A Theoretical Analysis of Soft-Label vs Hard-Label Training in Neural Networks
Saptarshi Mandal, Xiaojun Lin, R. Srikant
TL;DR
The paper addresses why soft-label distillation enables markedly smaller networks than hard-label training. It develops a theoretical analysis of a two-layer ReLU student trained with soft labels drawn from the kernel limit of an infinite-width teacher, using RKHS and neural tangent kernel concepts under projected gradient descent. The authors prove neuron-count bounds showing soft-label training requires about $O(1/(gamma^2 epsilon))$ neurons to drive the average KL loss below epsilon, while hard-label training requires about $O(1/(gamma^4))$ (up to log factors), with the gap widening as the separation gamma becomes small. They validate the theory with experiments on MNIST-derived binary tasks and CIFAR-10 with added noise, showing that soft-label distillation remains advantageous in deeper architectures and harder datasets. Overall, the work provides a principled explanation for the efficiency of knowledge distillation and informs practical model compression under limited capacity.
Abstract
Knowledge distillation, where a small student model learns from a pre-trained large teacher model, has achieved substantial empirical success since the seminal work of \citep{hinton2015distilling}. Despite prior theoretical studies exploring the benefits of knowledge distillation, an important question remains unanswered: why does soft-label training from the teacher require significantly fewer neurons than directly training a small neural network with hard labels? To address this, we first present motivating experimental results using simple neural network models on a binary classification problem.
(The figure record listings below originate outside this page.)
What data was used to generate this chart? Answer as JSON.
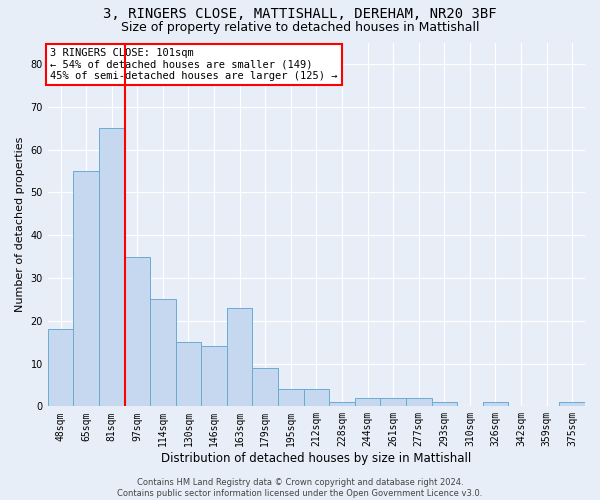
{
  "title1": "3, RINGERS CLOSE, MATTISHALL, DEREHAM, NR20 3BF",
  "title2": "Size of property relative to detached houses in Mattishall",
  "xlabel": "Distribution of detached houses by size in Mattishall",
  "ylabel": "Number of detached properties",
  "bar_labels": [
    "48sqm",
    "65sqm",
    "81sqm",
    "97sqm",
    "114sqm",
    "130sqm",
    "146sqm",
    "163sqm",
    "179sqm",
    "195sqm",
    "212sqm",
    "228sqm",
    "244sqm",
    "261sqm",
    "277sqm",
    "293sqm",
    "310sqm",
    "326sqm",
    "342sqm",
    "359sqm",
    "375sqm"
  ],
  "bar_values": [
    18,
    55,
    65,
    35,
    25,
    15,
    14,
    23,
    9,
    4,
    4,
    1,
    2,
    2,
    2,
    1,
    0,
    1,
    0,
    0,
    1
  ],
  "bar_color": "#c5d8f0",
  "bar_edgecolor": "#6aabd2",
  "vline_color": "red",
  "vline_x": 2.5,
  "annotation_text": "3 RINGERS CLOSE: 101sqm\n← 54% of detached houses are smaller (149)\n45% of semi-detached houses are larger (125) →",
  "annotation_box_color": "white",
  "annotation_box_edgecolor": "red",
  "ylim": [
    0,
    85
  ],
  "yticks": [
    0,
    10,
    20,
    30,
    40,
    50,
    60,
    70,
    80
  ],
  "bg_color": "#e8eef8",
  "grid_color": "white",
  "footer_text": "Contains HM Land Registry data © Crown copyright and database right 2024.\nContains public sector information licensed under the Open Government Licence v3.0.",
  "title1_fontsize": 10,
  "title2_fontsize": 9,
  "xlabel_fontsize": 8.5,
  "ylabel_fontsize": 8,
  "tick_fontsize": 7,
  "ann_fontsize": 7.5,
  "footer_fontsize": 6
}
These results demonstrate that soft-label training consistently outperforms hard-label training in accuracy, with the performance gap becoming more pronounced as the dataset becomes increasingly difficult to classify. We then substantiate these observations with a theoretical contribution based on two-layer neural network models. Specifically, we show that soft-label training using gradient descent requires only $O\left(\frac{1}{γ^2 ε}\right)$ neurons to achieve a classification loss averaged over epochs smaller than some $ε> 0$, where $γ$ is the separation margin of the limiting kernel. In contrast, hard-label training requires $O\left(\frac{1}{γ^4} \cdot \ln\left(\frac{1}ε\right)\right)$ neurons, as derived from an adapted version of the gradient descent analysis in \citep{ji2020polylogarithmic}. This implies that when $γ\leq ε$, i.e., when the dataset is challenging to classify, the neuron requirement for soft-label training can be significantly lower than that for hard-label training. Finally, we present experimental results on deep neural networks, further validating these theoretical findings.